Wednesday, July 18, 2007

Crap Competitions

Competitions these days are crap.

When I was a lad, competitions were simple, honest affairs. There'd be competitions on children's TV, where the person who sent in the best picture would win a drawing set or get to meet Rolf Harris. Then there'd be competitions on crisp packets where you could win the latest toy.

They were organised either just for the sheer fun of it (e.g. competitions on TV on in newspapers), or for a bit of publicity or as an honest ploy to make people buy more chocolate.

All it cost you to enter was a stamp, and the prize came from the goodness of someone's heart (or the marketing department).

These days, competitions are cynical, engineered affairs that are just treated as another revenue stream. There are even business who do nothing but organise evil, profiteering "competitions" for evil corporate clients.

The thinking goes something like this:

"If we offer a prize worth £1000 and have to pay £500 promotional costs, and earn 50p profit per entry, then if we get 5000 entries, that's £1000 clear profit."

The organisers do extensive research into the target demographic to select a suitably enticing prize and decide how much to charge for entry.

The key difference is that there's no generosity or sense of fun. The cost of the prize must be covered by all the entry fees, and allow them to make a decent profit.

Because the organisers are relying on entry fees to pay for the prize and make a profit, they discourage free entries. They'll get you to enter by SMS (text message), often costing 50p or £1. As you know, normal text messages cost 10p, so the rest is just fat profit. Or there'll be a premium rate phone number costing between 60p and £2 a minute.

Sometimes you can enter for free on the Internet.
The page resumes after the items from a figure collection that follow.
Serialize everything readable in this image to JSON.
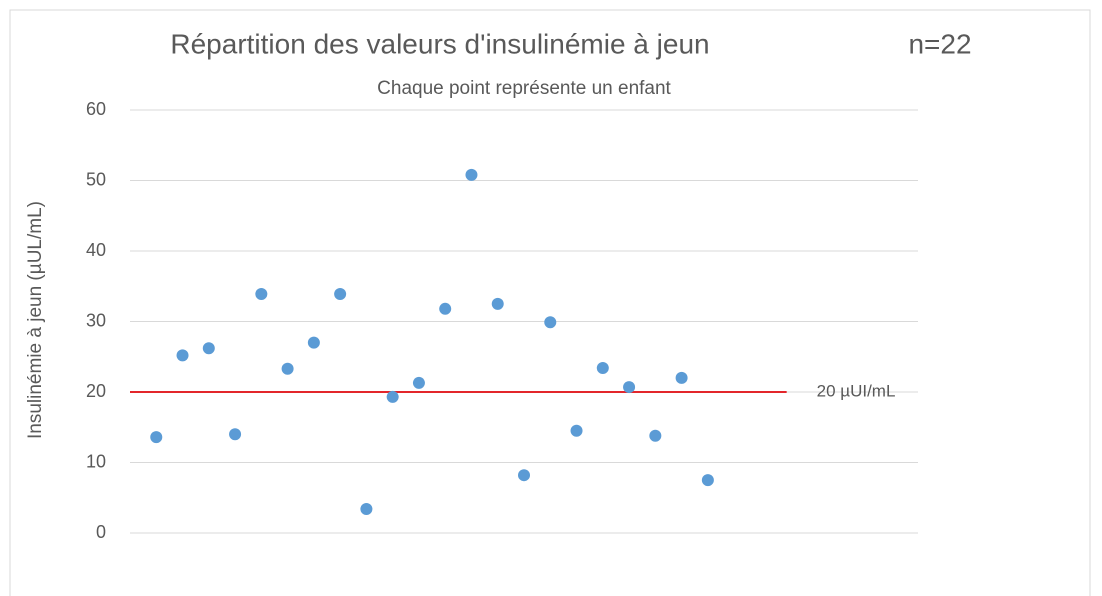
{
  "chart_data": {
    "type": "scatter",
    "title": "Répartition des valeurs d'insulinémie à jeun",
    "title_note": "n=22",
    "subtitle": "Chaque point représente un enfant",
    "y_label": "Insulinémie à jeun (µUL/mL)",
    "x": [
      1,
      2,
      3,
      4,
      5,
      6,
      7,
      8,
      9,
      10,
      11,
      12,
      13,
      14,
      15,
      16,
      17,
      18,
      19,
      20,
      21,
      22
    ],
    "series": [
      {
        "color": "#5b9bd5",
        "values": [
          13.6,
          25.2,
          26.2,
          14.0,
          33.9,
          23.3,
          27.0,
          33.9,
          3.4,
          19.3,
          21.3,
          31.8,
          50.8,
          32.5,
          8.2,
          29.9,
          14.5,
          23.4,
          20.7,
          13.8,
          22.0,
          7.5
        ]
      }
    ],
    "xlim": [
      0,
      30
    ],
    "ylim": [
      0,
      60
    ],
    "yticks": [
      0,
      10,
      20,
      30,
      40,
      50,
      60
    ],
    "grid": true,
    "reference_line": {
      "y": 20,
      "x": [
        0,
        25
      ],
      "label": "20 µUI/mL",
      "color": "#e3262b"
    }
  }
}
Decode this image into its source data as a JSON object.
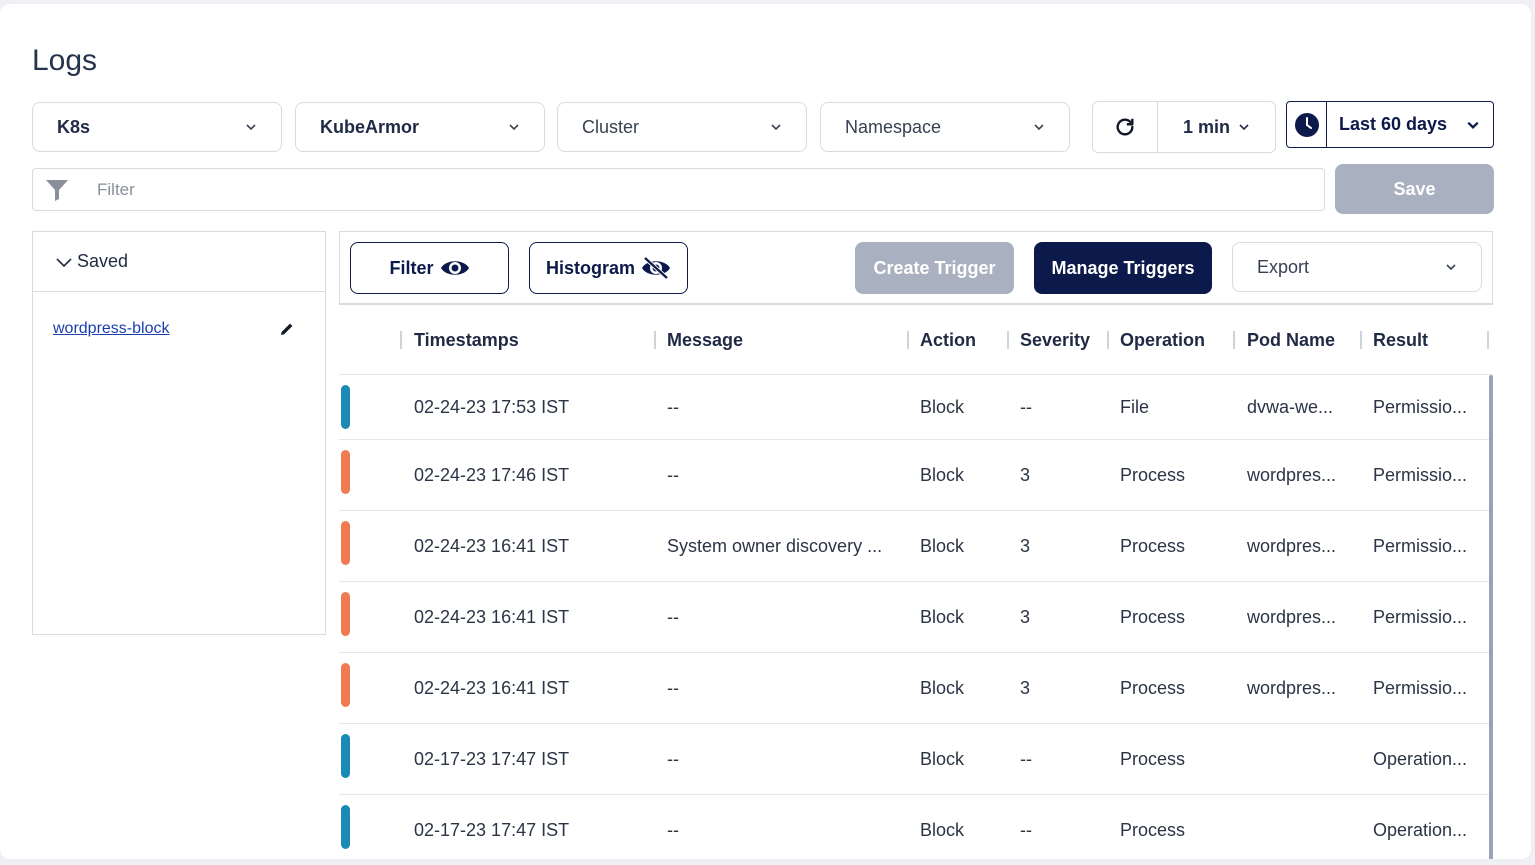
{
  "page": {
    "title": "Logs"
  },
  "filters": {
    "source": "K8s",
    "engine": "KubeArmor",
    "cluster": "Cluster",
    "namespace": "Namespace",
    "interval": "1 min",
    "range": "Last 60 days"
  },
  "search": {
    "placeholder": "Filter",
    "save_label": "Save"
  },
  "saved": {
    "header": "Saved",
    "items": [
      "wordpress-block"
    ]
  },
  "toolbar": {
    "filter_label": "Filter",
    "histogram_label": "Histogram",
    "create_trigger_label": "Create Trigger",
    "manage_triggers_label": "Manage Triggers",
    "export_label": "Export"
  },
  "table": {
    "columns": [
      "Timestamps",
      "Message",
      "Action",
      "Severity",
      "Operation",
      "Pod Name",
      "Result"
    ],
    "rows": [
      {
        "color": "#1a8bb5",
        "timestamp": "02-24-23 17:53 IST",
        "message": "--",
        "action": "Block",
        "severity": "--",
        "operation": "File",
        "pod": "dvwa-we...",
        "result": "Permissio..."
      },
      {
        "color": "#f07b52",
        "timestamp": "02-24-23 17:46 IST",
        "message": "--",
        "action": "Block",
        "severity": "3",
        "operation": "Process",
        "pod": "wordpres...",
        "result": "Permissio..."
      },
      {
        "color": "#f07b52",
        "timestamp": "02-24-23 16:41 IST",
        "message": "System owner discovery ...",
        "action": "Block",
        "severity": "3",
        "operation": "Process",
        "pod": "wordpres...",
        "result": "Permissio..."
      },
      {
        "color": "#f07b52",
        "timestamp": "02-24-23 16:41 IST",
        "message": "--",
        "action": "Block",
        "severity": "3",
        "operation": "Process",
        "pod": "wordpres...",
        "result": "Permissio..."
      },
      {
        "color": "#f07b52",
        "timestamp": "02-24-23 16:41 IST",
        "message": "--",
        "action": "Block",
        "severity": "3",
        "operation": "Process",
        "pod": "wordpres...",
        "result": "Permissio..."
      },
      {
        "color": "#1a8bb5",
        "timestamp": "02-17-23 17:47 IST",
        "message": "--",
        "action": "Block",
        "severity": "--",
        "operation": "Process",
        "pod": "",
        "result": "Operation..."
      },
      {
        "color": "#1a8bb5",
        "timestamp": "02-17-23 17:47 IST",
        "message": "--",
        "action": "Block",
        "severity": "--",
        "operation": "Process",
        "pod": "",
        "result": "Operation..."
      }
    ]
  }
}
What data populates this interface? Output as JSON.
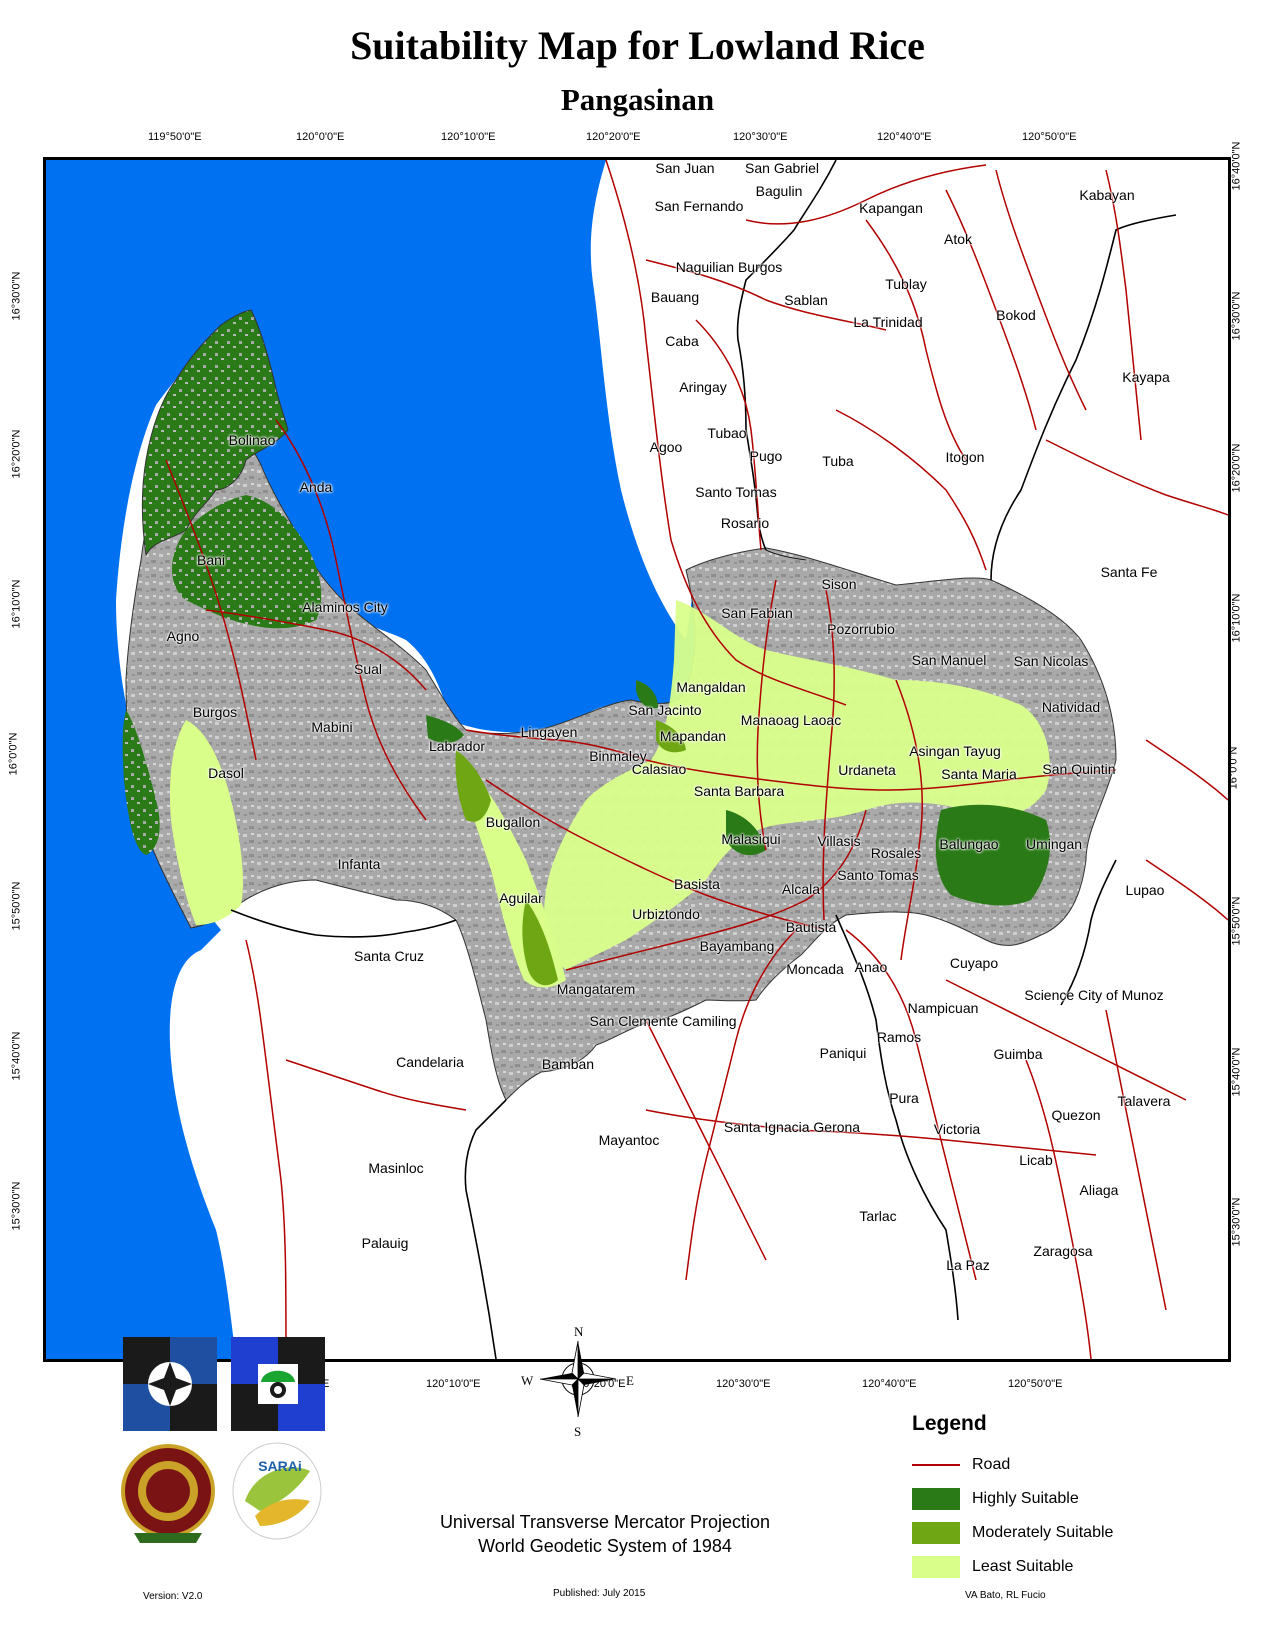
{
  "title": "Suitability Map for Lowland Rice",
  "subtitle": "Pangasinan",
  "graticule": {
    "longitudes": [
      "119°50'0\"E",
      "120°0'0\"E",
      "120°10'0\"E",
      "120°20'0\"E",
      "120°30'0\"E",
      "120°40'0\"E",
      "120°50'0\"E"
    ],
    "latitudes": [
      "16°40'0\"N",
      "16°30'0\"N",
      "16°20'0\"N",
      "16°10'0\"N",
      "16°0'0\"N",
      "15°50'0\"N",
      "15°40'0\"N",
      "15°30'0\"N"
    ]
  },
  "colors": {
    "sea": "#0071f0",
    "not_suitable": "#b8b8b8",
    "highly_suitable": "#2a7a17",
    "moderately_suitable": "#6fa614",
    "least_suitable": "#d9ff8a",
    "road": "#b20000",
    "boundary": "#000000"
  },
  "places": [
    "San Juan",
    "San Gabriel",
    "Bagulin",
    "San Fernando",
    "Kapangan",
    "Kabayan",
    "Atok",
    "Naguilian Burgos",
    "Tublay",
    "Bauang",
    "Sablan",
    "La Trinidad",
    "Bokod",
    "Caba",
    "Kayapa",
    "Aringay",
    "Tubao",
    "Agoo",
    "Pugo",
    "Tuba",
    "Itogon",
    "Santo Tomas",
    "Rosario",
    "Santa Fe",
    "Bolinao",
    "Anda",
    "Bani",
    "Sison",
    "Alaminos City",
    "San Fabian",
    "Agno",
    "Pozorrubio",
    "San Manuel",
    "San Nicolas",
    "Sual",
    "Mangaldan",
    "Natividad",
    "Burgos",
    "Mabini",
    "Lingayen",
    "San Jacinto",
    "Manaoag Laoac",
    "Labrador",
    "Binmaley",
    "Mapandan",
    "Asingan Tayug",
    "Dasol",
    "Calasiao",
    "Urdaneta",
    "Santa Maria",
    "San Quintin",
    "Santa Barbara",
    "Bugallon",
    "Malasiqui",
    "Villasis",
    "Balungao",
    "Umingan",
    "Rosales",
    "Infanta",
    "Santo Tomas",
    "Basista",
    "Alcala",
    "Lupao",
    "Aguilar",
    "Urbiztondo",
    "Bautista",
    "Bayambang",
    "Santa Cruz",
    "Cuyapo",
    "Moncada",
    "Anao",
    "Mangatarem",
    "Science City of Munoz",
    "Nampicuan",
    "San Clemente Camiling",
    "Ramos",
    "Candelaria",
    "Paniqui",
    "Guimba",
    "Bamban",
    "Talavera",
    "Pura",
    "Quezon",
    "Mayantoc",
    "Santa Ignacia Gerona",
    "Victoria",
    "Masinloc",
    "Licab",
    "Aliaga",
    "Tarlac",
    "Palauig",
    "Zaragosa",
    "La Paz"
  ],
  "projection": {
    "line1": "Universal Transverse Mercator Projection",
    "line2": "World Geodetic System of 1984"
  },
  "compass": {
    "n": "N",
    "s": "S",
    "e": "E",
    "w": "W"
  },
  "legend": {
    "title": "Legend",
    "items": [
      {
        "label": "Road",
        "kind": "line",
        "color": "#b20000"
      },
      {
        "label": "Highly Suitable",
        "kind": "fill",
        "color": "#2a7a17"
      },
      {
        "label": "Moderately Suitable",
        "kind": "fill",
        "color": "#6fa614"
      },
      {
        "label": "Least Suitable",
        "kind": "fill",
        "color": "#d9ff8a"
      }
    ]
  },
  "footer": {
    "version": "Version: V2.0",
    "published": "Published: July 2015",
    "authors": "VA Bato, RL Fucio"
  }
}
Sometimes you can't - the organiser will have teamed up with a "microcharging" partner who'll take 50p from your credit card.

Anyway, you get the point: competitions aren't fun anymore, they're just a cynical way of for nasty corporations to make easy money.

Oh, and the worst competitions of all are ones that, in the small print, say that the prize is shared across multiple competitions. Although these aren't as bad as the competitions that cost £5 to enter and the prize is just an overpriced phone contract.